Dies inkludiere auch ein Meinungsbild, das mit der Vermittlung der Gedenkstätte nicht übereinstimmt. Doch nur so könne Diskussion stattfinden, und der Gewinn einer solchen Diskussion sei es am Ende, wenn Jugendliche nach ihrem Besuch zum Nachdenken angeregt würden. Dazu gehöre auch ein entsprechend geschultes Personal. Ebenso seien religiöse Kenntnisse und Wissen über den Nahostkonflikt erforderlich. Fragen wie „Warum wurden Juden und Jüdinnen verfolgt?“ oder Aussagen wie „Die Thora ist eine Fälschung“ müssen fachlich erklärt werden können, um dem zunehmenden Antisemitismus entgegentreten zu können. 
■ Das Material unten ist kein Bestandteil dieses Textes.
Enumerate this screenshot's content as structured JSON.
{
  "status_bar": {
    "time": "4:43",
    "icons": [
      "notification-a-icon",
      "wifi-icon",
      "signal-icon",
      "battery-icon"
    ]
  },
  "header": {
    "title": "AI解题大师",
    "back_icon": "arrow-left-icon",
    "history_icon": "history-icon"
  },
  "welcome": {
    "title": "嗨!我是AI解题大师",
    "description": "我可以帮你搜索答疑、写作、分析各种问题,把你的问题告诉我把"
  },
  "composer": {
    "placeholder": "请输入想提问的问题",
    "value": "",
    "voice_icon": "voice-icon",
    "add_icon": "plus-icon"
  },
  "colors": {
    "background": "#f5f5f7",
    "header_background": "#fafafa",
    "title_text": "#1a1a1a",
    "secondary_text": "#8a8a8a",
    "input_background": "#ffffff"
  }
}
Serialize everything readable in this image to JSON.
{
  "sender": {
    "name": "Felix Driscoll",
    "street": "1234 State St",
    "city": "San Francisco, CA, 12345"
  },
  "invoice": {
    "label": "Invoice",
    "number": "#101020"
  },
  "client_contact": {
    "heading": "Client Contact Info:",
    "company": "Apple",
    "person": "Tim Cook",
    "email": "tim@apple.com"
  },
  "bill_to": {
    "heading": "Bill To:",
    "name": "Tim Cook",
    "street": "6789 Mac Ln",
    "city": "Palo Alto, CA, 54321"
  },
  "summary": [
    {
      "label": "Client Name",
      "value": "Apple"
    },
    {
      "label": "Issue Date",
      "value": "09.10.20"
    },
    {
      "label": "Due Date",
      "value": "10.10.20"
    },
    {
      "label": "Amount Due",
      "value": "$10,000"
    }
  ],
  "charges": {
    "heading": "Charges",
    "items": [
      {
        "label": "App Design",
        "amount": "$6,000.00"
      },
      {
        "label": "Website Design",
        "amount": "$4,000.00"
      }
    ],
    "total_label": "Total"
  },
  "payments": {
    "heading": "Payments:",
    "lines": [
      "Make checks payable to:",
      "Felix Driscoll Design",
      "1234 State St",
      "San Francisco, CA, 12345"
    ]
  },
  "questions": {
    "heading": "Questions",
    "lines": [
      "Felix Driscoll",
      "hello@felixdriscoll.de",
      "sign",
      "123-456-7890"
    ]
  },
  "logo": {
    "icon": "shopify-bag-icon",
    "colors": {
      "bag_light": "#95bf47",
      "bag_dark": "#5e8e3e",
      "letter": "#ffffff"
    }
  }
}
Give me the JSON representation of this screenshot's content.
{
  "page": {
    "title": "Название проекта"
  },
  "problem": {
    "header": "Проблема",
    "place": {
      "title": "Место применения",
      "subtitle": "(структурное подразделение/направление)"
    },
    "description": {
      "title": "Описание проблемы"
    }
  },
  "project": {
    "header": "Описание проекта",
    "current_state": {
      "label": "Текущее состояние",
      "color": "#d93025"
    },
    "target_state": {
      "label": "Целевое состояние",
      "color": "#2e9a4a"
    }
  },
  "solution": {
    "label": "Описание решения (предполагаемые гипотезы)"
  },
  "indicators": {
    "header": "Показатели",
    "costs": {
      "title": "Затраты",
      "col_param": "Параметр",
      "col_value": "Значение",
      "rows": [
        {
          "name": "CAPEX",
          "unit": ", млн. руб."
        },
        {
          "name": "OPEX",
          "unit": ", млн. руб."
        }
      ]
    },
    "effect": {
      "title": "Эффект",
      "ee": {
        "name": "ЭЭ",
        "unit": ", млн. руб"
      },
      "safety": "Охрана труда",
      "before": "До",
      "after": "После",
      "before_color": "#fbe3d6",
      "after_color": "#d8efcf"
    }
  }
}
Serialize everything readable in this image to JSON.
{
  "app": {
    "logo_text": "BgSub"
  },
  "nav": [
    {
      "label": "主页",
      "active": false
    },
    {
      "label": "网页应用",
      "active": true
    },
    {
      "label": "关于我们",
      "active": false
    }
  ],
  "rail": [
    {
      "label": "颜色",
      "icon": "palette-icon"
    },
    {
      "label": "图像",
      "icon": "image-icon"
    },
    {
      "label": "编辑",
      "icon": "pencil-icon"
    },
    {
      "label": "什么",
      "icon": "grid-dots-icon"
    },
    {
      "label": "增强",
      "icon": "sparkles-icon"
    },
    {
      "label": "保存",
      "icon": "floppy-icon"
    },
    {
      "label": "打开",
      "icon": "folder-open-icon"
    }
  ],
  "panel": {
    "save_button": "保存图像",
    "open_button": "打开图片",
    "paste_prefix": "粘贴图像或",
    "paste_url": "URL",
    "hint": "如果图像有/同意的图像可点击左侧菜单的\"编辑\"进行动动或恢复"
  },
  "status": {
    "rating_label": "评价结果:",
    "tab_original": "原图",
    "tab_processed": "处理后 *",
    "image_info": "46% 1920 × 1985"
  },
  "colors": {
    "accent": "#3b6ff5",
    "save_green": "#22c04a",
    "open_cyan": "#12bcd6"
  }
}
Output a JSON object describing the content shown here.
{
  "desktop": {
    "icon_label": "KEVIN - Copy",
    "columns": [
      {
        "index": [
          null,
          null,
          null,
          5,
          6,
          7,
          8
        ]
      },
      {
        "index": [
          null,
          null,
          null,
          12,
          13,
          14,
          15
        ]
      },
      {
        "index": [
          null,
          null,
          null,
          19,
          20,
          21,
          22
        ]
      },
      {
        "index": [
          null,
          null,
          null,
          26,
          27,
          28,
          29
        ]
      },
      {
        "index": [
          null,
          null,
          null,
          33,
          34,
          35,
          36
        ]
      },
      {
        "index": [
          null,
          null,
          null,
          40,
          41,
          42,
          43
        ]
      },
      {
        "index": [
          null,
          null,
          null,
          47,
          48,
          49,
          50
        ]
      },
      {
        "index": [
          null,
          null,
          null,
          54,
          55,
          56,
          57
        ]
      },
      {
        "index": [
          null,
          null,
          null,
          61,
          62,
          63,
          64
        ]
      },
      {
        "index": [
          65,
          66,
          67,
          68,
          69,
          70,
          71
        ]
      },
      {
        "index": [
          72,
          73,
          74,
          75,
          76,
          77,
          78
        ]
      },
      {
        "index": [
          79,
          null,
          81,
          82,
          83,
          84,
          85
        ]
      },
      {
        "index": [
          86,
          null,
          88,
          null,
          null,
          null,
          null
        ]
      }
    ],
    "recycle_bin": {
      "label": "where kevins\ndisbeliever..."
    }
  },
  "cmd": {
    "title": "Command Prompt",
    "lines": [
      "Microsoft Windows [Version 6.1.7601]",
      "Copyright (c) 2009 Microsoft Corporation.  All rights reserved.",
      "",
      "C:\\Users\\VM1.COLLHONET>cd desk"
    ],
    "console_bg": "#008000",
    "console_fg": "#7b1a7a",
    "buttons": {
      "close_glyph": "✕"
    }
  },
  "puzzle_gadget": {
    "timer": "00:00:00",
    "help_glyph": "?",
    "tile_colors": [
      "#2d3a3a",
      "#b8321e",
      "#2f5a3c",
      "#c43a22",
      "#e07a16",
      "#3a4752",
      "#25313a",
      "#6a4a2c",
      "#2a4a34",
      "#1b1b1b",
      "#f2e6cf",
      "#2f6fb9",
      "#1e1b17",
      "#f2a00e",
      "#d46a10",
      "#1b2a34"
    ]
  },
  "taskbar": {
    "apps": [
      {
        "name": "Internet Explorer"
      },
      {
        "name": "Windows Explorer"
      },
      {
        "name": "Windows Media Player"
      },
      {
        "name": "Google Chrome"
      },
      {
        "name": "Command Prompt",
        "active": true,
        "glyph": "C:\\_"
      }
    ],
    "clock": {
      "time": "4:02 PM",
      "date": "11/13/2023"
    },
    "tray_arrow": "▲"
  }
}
Dazu zähle auch, dass Gedenkstätten ihren Fokus wieder stärker auf das Ende der 1920er Jahre und auf den Anfang der 1930er Jahre richten müssen, um deutlich zu machen, wie schnell und mit welchen Mechanismen es die Nationalsozialisten geschafft haben, ihre Diktatur zu installieren. Nur so könne bei jungen Menschen der Blick auf heutige Parallelen geschärft werden, um schließlich Gefahren für die Demokratie erkennen und abwenden zu können.

Zum Schluss führte Dr. Ingrid Wölk, Vorsitzende der Initiative Nordbahnhof Bochum e. V., in die Ausstellung ein. Dabei erwähnte sie, dass sich der Nordbahnhof seit drei Jahren Gedenkort nennen dürfe und im Jahr 2024 in den Arbeitskreis der NS-Gedenkstätten und Erinnerungsorte aufgenommen worden war. Damit lud sie die Besucherinnen und Besucher ein, sich die Ausstellung anzusehen.

Diese zeigt anhand eines Zeitstrahls die Geschichte des jüdischen Lebens in Bochum. Biografien stellen einige Bochumer Bürgerinnen und Bürger vor, die Opfer der Deportationen wurden. Eine Europakarte verdeutlicht, von wo die Menschen einerseits nach Bochum deportiert wurden und wohin die anderen wiederum gebracht wurden. Medienstationen ergänzen das Erfahrene um Informationen über Geschehnisse in der unmittelbaren Nachbarschaft der Besuchenden, die eigenständig recherchiert werden können. Die Besonderheit der Ausstellung bildet schließlich eine Bodenprojektion, die sämtliche Namen der deportierten Bochumer Bürgerinnen und Bürger abspielt.